Evaporation: From liquid water to vapor

Hydrological Water Cycle

If you add enough energy from the sun, water evaporates into a gas from a liquid. In other words, it breaks the covalent bond of water.

When it evaporates, it isolates an individual molecule which flies off the surface as vapor. Because the water molecules absorb energy from heat, these energetic molecules stay farther apart from each other.

It takes a tremendous amount of energy to turn a liquid into a gas. For example, it requires 540 calories per gram for evaporation to occur. This is good because we don’t want all water on Earth to evaporate too rapidly.

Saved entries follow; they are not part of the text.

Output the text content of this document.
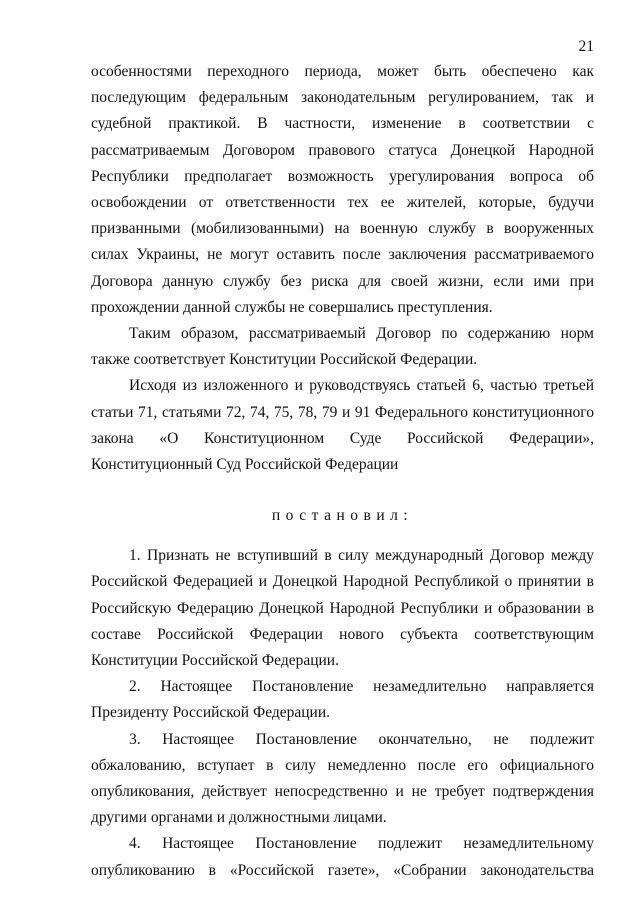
21

особенностями переходного периода, может быть обеспечено как последующим федеральным законодательным регулированием, так и судебной практикой. В частности, изменение в соответствии с рассматриваемым Договором правового статуса Донецкой Народной Республики предполагает возможность урегулирования вопроса об освобождении от ответственности тех ее жителей, которые, будучи призванными (мобилизованными) на военную службу в вооруженных силах Украины, не могут оставить после заключения рассматриваемого Договора данную службу без риска для своей жизни, если ими при прохождении данной службы не совершались преступления.

Таким образом, рассматриваемый Договор по содержанию норм также соответствует Конституции Российской Федерации.

Исходя из изложенного и руководствуясь статьей 6, частью третьей статьи 71, статьями 72, 74, 75, 78, 79 и 91 Федерального конституционного закона «О Конституционном Суде Российской Федерации», Конституционный Суд Российской Федерации

постановил:

1. Признать не вступивший в силу международный Договор между Российской Федерацией и Донецкой Народной Республикой о принятии в Российскую Федерацию Донецкой Народной Республики и образовании в составе Российской Федерации нового субъекта соответствующим Конституции Российской Федерации.

2. Настоящее Постановление незамедлительно направляется Президенту Российской Федерации.

3. Настоящее Постановление окончательно, не подлежит обжалованию, вступает в силу немедленно после его официального опубликования, действует непосредственно и не требует подтверждения другими органами и должностными лицами.

4. Настоящее Постановление подлежит незамедлительному опубликованию в «Российской газете», «Собрании законодательства
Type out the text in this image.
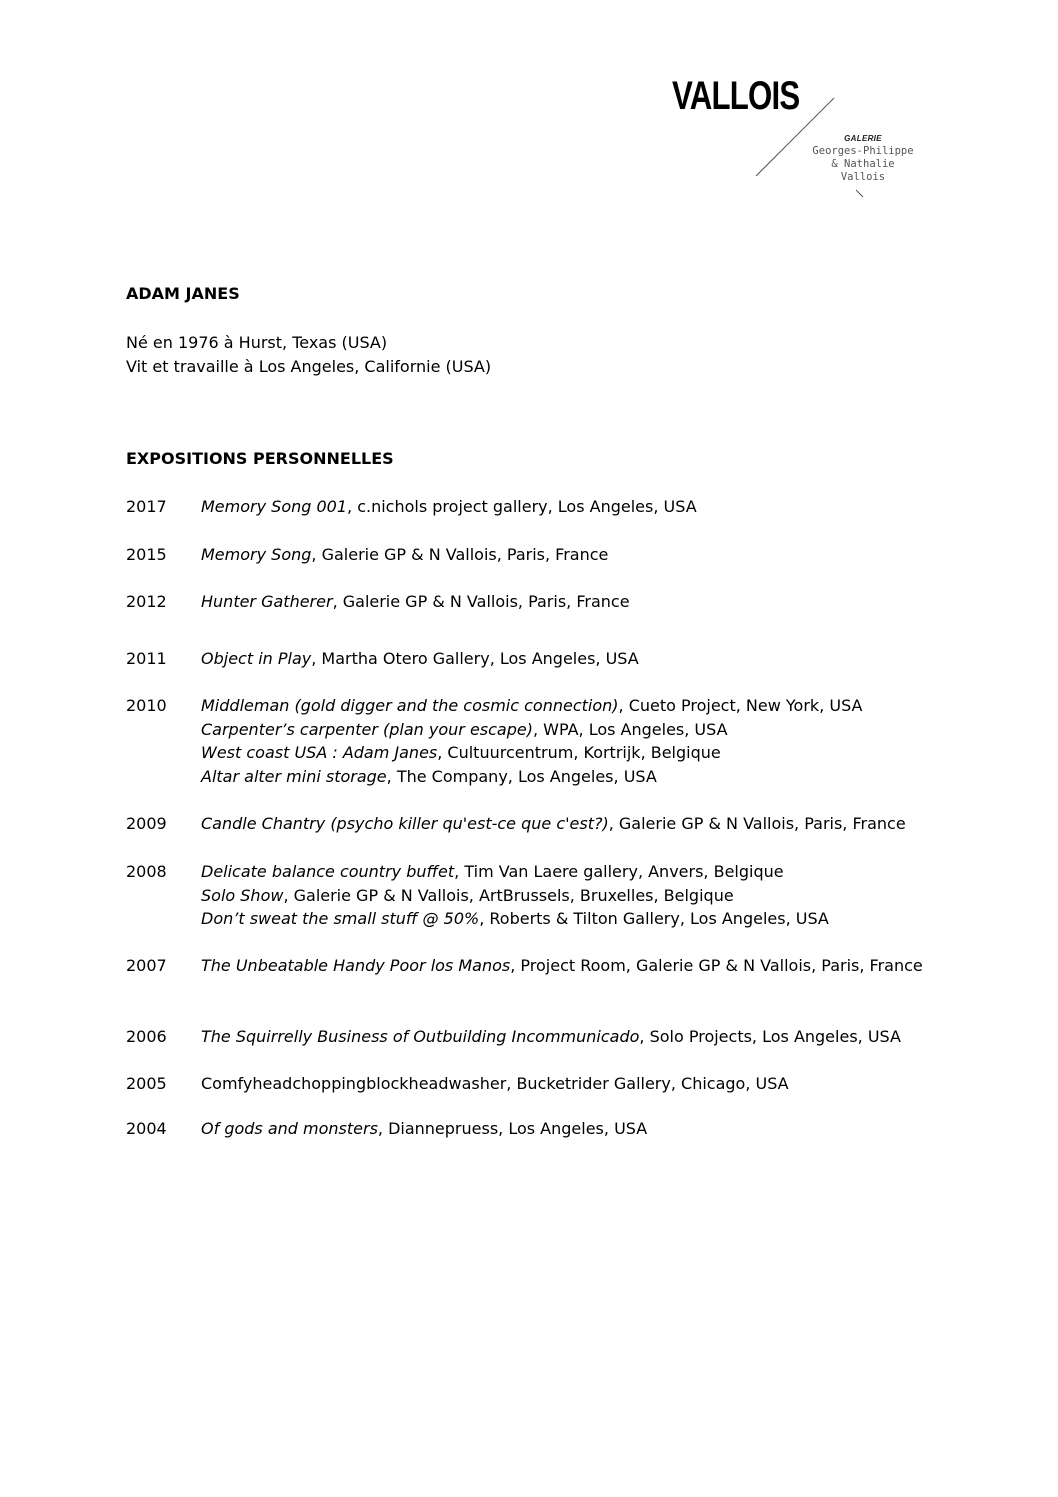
VALLOIS
GALERIE
Georges-Philippe
& Nathalie
Vallois
ADAM JANES
Né en 1976 à Hurst, Texas (USA)
Vit et travaille à Los Angeles, Californie (USA)
EXPOSITIONS PERSONNELLES
2017	Memory Song 001, c.nichols project gallery, Los Angeles, USA
2015	Memory Song, Galerie GP & N Vallois, Paris, France
2012	Hunter Gatherer, Galerie GP & N Vallois, Paris, France
2011	Object in Play, Martha Otero Gallery, Los Angeles, USA
2010	Middleman (gold digger and the cosmic connection), Cueto Project, New York, USA
Carpenter’s carpenter (plan your escape), WPA, Los Angeles, USA
West coast USA : Adam Janes, Cultuurcentrum, Kortrijk, Belgique
Altar alter mini storage, The Company, Los Angeles, USA
2009	Candle Chantry (psycho killer qu'est-ce que c'est?), Galerie GP & N Vallois, Paris, France
2008	Delicate balance country buffet, Tim Van Laere gallery, Anvers, Belgique
Solo Show, Galerie GP & N Vallois, ArtBrussels, Bruxelles, Belgique
Don’t sweat the small stuff @ 50%, Roberts & Tilton Gallery, Los Angeles, USA
2007	The Unbeatable Handy Poor los Manos, Project Room, Galerie GP & N Vallois, Paris, France
2006	The Squirrelly Business of Outbuilding Incommunicado, Solo Projects, Los Angeles, USA
2005	Comfyheadchoppingblockheadwasher, Bucketrider Gallery, Chicago, USA
2004	Of gods and monsters, Diannepruess, Los Angeles, USA
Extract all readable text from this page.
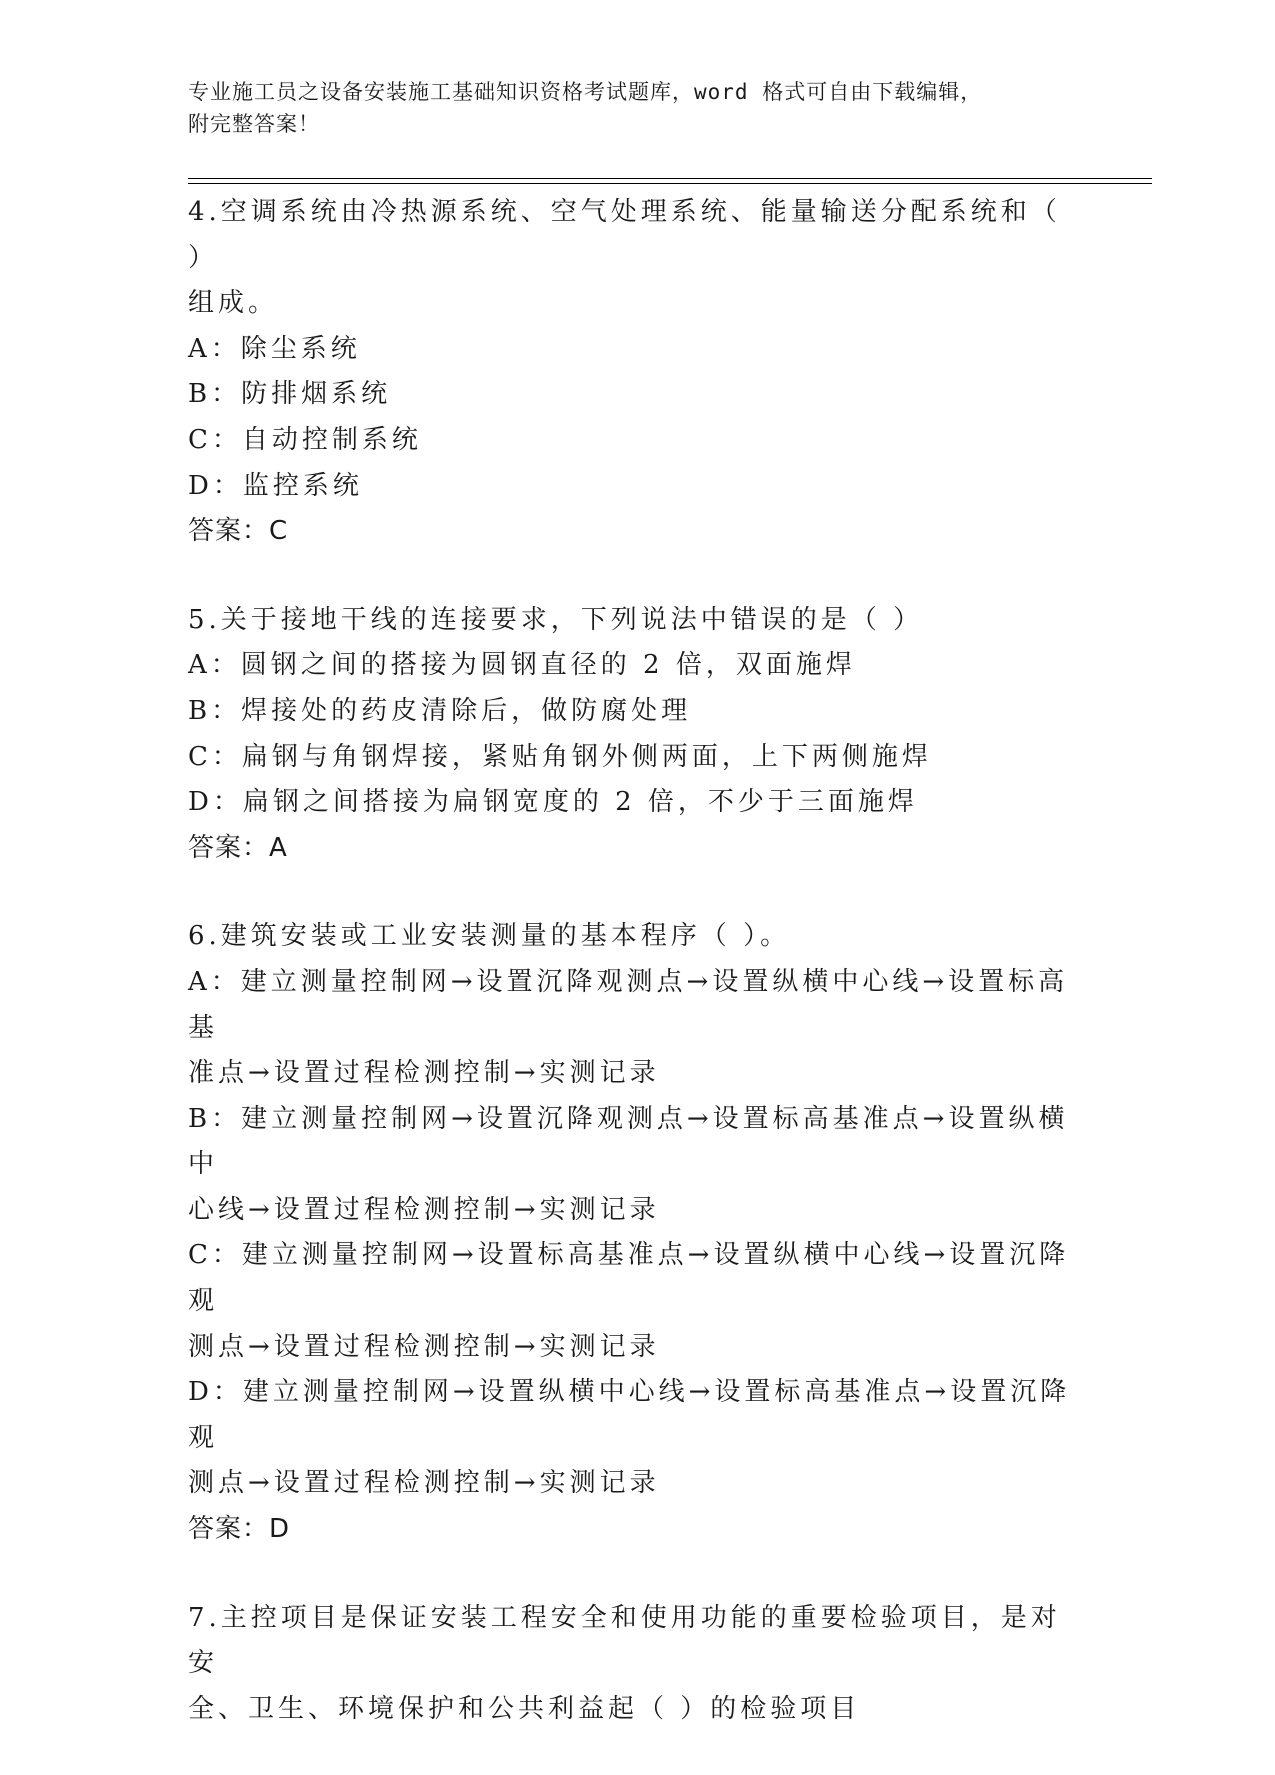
专业施工员之设备安装施工基础知识资格考试题库，word 格式可自由下载编辑，
附完整答案！
4.空调系统由冷热源系统、空气处理系统、能量输送分配系统和（ ）
组成。
A：除尘系统
B：防排烟系统
C：自动控制系统
D：监控系统
答案：C
5.关于接地干线的连接要求，下列说法中错误的是（ ）
A：圆钢之间的搭接为圆钢直径的 2 倍，双面施焊
B：焊接处的药皮清除后，做防腐处理
C：扁钢与角钢焊接，紧贴角钢外侧两面，上下两侧施焊
D：扁钢之间搭接为扁钢宽度的 2 倍，不少于三面施焊
答案：A
6.建筑安装或工业安装测量的基本程序（ ）。
A：建立测量控制网→设置沉降观测点→设置纵横中心线→设置标高基
准点→设置过程检测控制→实测记录
B：建立测量控制网→设置沉降观测点→设置标高基准点→设置纵横中
心线→设置过程检测控制→实测记录
C：建立测量控制网→设置标高基准点→设置纵横中心线→设置沉降观
测点→设置过程检测控制→实测记录
D：建立测量控制网→设置纵横中心线→设置标高基准点→设置沉降观
测点→设置过程检测控制→实测记录
答案：D
7.主控项目是保证安装工程安全和使用功能的重要检验项目，是对安
全、卫生、环境保护和公共利益起（ ）的检验项目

71% of Earth is water so evaporation happens everywhere. But it happens most rapidly at the equator because it receives the most sunlight.

But in average, water resides in the atmosphere for only a short period of time. In fact, it spends less than a day in the atmosphere where it condenses and precipitates.

Condensation: From water vapor to liquid

States of Water

Condensation is essentially the opposite of evaporation. Instead of gaining heat, water molecules lose energy from a loss of heat during condensation. In turn, they bond together from a gas into a liquid state.

Condensation is the process of forming tiny water droplets. They surrounding a particle of dust or salt. Eventually, they become too heavy and fall as precipitation.

For example, liquid water drips down a chilled glass of lemonade on a hot day because of condensation. When the water vapor in the air comes in contact with the cold glass, it slows down the water molecules making them stick together and form a liquid.

Overall, the start of the hydrological cycle begins with evaporation at the surface of the ocean. Next, water condenses and precipitates back into the ocean, streams, glaciers or as groundwater. Eventually, it makes its way back to the ocean. And that’s the whole cycle.

Freezing, melting, deposition and sublimation

When temperature is lowered below its freezing point, water can freeze. When water freezes, it expands. In lakes and streams, the frozen ice is more buoyant and remains at the top. This unique property of water is important for life and the biosphere.

Melting is essentially the opposite of freezing. When temperature is increased to its melting point, water can melt. This is important to understand for the consequences of global warming. For example, if all glaciers melted right now, sea levels would rise about 30 meters.

Finally, the last two phases are deposition and sublimation which are complete opposites of each other. Sublimation is when a solid changes state to a gas, without going into the intermediate liquid phase. Whereas deposition is when a gas transforms into a solid state.